Darah yang dikeluarkan akan dioles ke rambut dan kulit dari kerabat almarhum. Suku Angga sangat meyakini ritual ini akan memindahkan kekuatan yang meninggal pada kerabat yang masih hidup. Sisa cairan yang dikeluarkan dari tubuh mayat ini akan dijadikan sebagai minyak goreng.
Mata, mulut, dan anus mayat akan dijahit agar udara tidak masuk ke tubuh mayat. Hal ini bertujuan untuk menghindari pembusukan. Sedangkan kaki, lidah, dan telapak tangan itu dipotong sebagai hidangan untuk disantap oleh pasangan yang hidup.
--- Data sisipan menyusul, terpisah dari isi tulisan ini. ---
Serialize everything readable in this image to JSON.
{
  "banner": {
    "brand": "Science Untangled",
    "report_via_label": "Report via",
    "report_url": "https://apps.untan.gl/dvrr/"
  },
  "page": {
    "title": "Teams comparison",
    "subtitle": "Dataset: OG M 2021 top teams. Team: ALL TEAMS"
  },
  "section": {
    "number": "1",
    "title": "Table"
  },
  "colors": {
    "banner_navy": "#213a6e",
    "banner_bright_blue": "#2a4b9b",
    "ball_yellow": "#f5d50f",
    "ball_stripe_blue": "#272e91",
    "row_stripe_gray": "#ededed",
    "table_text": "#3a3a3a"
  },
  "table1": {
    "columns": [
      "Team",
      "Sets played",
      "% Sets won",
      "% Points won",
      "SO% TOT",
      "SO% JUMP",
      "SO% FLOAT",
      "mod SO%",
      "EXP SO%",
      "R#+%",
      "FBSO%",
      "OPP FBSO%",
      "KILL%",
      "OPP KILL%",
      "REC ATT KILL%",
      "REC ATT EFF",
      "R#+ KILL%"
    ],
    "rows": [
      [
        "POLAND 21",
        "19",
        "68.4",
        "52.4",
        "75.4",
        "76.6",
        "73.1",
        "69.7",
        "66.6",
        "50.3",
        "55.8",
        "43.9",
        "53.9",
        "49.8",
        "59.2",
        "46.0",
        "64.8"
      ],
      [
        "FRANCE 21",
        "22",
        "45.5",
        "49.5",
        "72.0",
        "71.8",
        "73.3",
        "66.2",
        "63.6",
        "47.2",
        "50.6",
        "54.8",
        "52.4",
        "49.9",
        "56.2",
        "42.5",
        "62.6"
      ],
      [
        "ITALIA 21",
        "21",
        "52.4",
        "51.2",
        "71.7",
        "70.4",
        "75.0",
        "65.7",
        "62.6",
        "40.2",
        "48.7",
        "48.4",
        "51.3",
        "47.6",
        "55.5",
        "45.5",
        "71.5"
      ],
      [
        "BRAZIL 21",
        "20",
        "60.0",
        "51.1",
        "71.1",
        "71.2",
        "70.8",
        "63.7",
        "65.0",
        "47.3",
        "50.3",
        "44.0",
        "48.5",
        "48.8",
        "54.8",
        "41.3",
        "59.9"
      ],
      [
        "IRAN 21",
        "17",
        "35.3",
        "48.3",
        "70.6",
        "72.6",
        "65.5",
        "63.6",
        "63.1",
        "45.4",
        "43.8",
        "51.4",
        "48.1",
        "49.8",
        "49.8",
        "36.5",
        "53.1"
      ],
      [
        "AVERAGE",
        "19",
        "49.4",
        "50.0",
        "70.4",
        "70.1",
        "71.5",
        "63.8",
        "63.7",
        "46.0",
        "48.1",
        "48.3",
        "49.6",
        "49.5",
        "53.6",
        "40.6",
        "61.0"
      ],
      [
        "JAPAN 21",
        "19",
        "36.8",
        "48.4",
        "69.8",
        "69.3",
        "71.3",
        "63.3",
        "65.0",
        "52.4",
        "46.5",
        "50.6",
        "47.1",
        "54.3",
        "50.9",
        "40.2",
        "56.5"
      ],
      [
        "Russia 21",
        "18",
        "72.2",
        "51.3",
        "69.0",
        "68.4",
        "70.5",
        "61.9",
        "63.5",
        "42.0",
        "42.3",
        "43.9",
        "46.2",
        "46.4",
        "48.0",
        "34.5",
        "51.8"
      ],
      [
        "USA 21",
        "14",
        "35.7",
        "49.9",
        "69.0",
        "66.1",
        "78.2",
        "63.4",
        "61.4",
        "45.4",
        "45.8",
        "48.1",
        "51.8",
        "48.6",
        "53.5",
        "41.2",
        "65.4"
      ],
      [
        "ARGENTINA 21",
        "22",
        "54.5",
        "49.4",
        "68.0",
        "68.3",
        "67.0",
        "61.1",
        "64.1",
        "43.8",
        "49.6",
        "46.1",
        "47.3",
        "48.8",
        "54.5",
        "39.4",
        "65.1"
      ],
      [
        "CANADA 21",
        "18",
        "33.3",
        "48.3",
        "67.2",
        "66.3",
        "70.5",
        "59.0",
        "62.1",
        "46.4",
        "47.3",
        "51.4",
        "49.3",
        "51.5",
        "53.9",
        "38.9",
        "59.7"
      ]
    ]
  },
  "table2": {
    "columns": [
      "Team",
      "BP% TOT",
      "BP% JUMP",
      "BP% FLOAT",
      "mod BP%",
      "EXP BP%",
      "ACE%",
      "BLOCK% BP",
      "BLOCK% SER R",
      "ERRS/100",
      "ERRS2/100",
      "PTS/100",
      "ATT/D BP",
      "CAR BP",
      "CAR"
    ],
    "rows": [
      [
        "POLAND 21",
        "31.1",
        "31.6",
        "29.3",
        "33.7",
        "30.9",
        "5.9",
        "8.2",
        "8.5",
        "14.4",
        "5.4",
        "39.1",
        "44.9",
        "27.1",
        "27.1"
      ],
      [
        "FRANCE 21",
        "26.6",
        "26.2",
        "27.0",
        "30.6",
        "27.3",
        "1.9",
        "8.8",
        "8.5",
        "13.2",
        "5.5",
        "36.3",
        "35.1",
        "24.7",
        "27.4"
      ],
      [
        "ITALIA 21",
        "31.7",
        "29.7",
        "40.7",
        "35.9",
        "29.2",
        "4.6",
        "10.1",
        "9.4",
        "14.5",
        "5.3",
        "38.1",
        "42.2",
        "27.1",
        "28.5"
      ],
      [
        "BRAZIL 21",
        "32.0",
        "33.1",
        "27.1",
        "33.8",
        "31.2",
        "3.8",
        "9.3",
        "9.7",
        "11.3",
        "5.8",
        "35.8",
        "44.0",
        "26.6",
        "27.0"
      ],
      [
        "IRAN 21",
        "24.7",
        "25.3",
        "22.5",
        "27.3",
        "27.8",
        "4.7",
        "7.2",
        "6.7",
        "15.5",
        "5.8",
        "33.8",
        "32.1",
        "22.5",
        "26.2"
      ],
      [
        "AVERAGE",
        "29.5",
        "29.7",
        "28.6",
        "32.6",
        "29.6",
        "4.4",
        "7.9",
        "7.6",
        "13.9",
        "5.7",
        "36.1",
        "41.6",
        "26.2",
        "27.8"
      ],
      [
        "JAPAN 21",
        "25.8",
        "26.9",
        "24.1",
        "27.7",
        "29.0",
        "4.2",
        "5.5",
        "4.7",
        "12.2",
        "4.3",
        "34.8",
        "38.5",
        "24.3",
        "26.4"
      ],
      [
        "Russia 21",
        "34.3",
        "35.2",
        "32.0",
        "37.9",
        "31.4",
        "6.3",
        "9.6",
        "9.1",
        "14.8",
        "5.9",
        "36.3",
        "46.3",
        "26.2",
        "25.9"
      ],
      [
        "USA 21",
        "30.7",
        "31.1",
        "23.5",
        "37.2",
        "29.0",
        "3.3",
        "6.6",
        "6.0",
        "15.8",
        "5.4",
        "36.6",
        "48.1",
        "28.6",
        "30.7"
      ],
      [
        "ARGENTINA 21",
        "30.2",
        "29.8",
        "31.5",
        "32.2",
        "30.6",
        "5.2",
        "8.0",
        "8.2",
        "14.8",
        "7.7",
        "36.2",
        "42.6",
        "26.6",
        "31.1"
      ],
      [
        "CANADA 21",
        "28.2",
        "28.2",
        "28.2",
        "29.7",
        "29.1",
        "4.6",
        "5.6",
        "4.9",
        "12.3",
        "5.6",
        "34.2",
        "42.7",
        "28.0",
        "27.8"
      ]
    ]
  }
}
Sisanya dibuang ke lubang api untuk diasapi. Setelah proses diasapi, tubuh mayat dilapisi dengan tanah liat dan lempung merah kemudian dipajang di dinding tebing. Lempung yang dioleskan itu untuk melindungi tubuh mayat untuk menghindari kerusakan. Namun kini seiring berkembangnya zaman dan ajaran agama Kristen yang telah dikenal oleh masyarakat Suku Angga, tradisi ini kini telah dihentikan dan diganti dengan penguburan secara agama Kristen.
Jadi perhatian pakar internasional
Cerita mengenai pengasapan mayat dan tradisi memumikan mayat ini mulai menarik perhatian pakar internasional. Ketika itu, pada 2008, kondisi kepala desa di daerah Papua Nugini bernama Moimango telah memburuk selama beberapa dekade saat dia duduk di sisi tebing kira-kira 1.000 kaki di atas dasar lembah.
Moimango telah menghabiskan cukup banyak waktu di tebing sejak dia meninggal pada awal 1950-an. Setelah kematiannya, dia dimumikan dalam proses tradisional yang telah dilakukan secara turun-temurun oleh masyarakat Angga di dataran tinggi Papua Nugini bagian tengah utara. Tetapi putranya, Gemtasu, seorang pemimpin klan di desa Koke, yang terletak di bawah tebing khawatir kehilangan hubungan mendalam dengan ayahnya karena tubuhnya menurun.
Gemtasu ingin merestorasi mayat mumi ayahnya dan menghidupkan kembali mayatnya pada proses mumifikasi tradisional yang mulai ditinggalkan. Gemtasu khawatir ritual mumifikasi, yang telah diturunkan dari generasi ke generasi akan hilang.
Mungkin Anda mengenal tradisi mumi dari Mesir yang terkenal memumikan orang mati, sehingga mereka dapat melakukan perjalanan utuh ke alam baka spiritual mereka, praktik tersebut tidak memiliki konotasi yang sama di antara orang-orang Angga.
Andrew Nelson, seorang antropolog di Western University di London, Kanada, telah belajar melalui penelitian etnografinya, Suku Angga secara tradisional tidak percaya pada kehidupan setelah kematian. Mereka membuat mumi terutama untuk mengawetkan wajah orang mati.
Penempatan mumi juga penting bagi Suku Angga, karena tebing menghadap ke lembah tempat Koke ditemukan. Ini memberikan kesempatan untuk menandai wilayah bagi kerabat almarhum yang masih hidup, menurut wawancara Nelson dengan Suku Angga.
Pada akhirnya, Moimango diturunkan dari tebing pada 2010 agar para peneliti dapat menilai upaya restorasi dari dua tahun sebelumnya. Moimango adalah anggota desa terakhir yang dimumikan, dan Gemtasu hampir tidak ingat prosesnya, dia baru berusia 10 tahun ketika dia membantu mumifikasi ayahnya.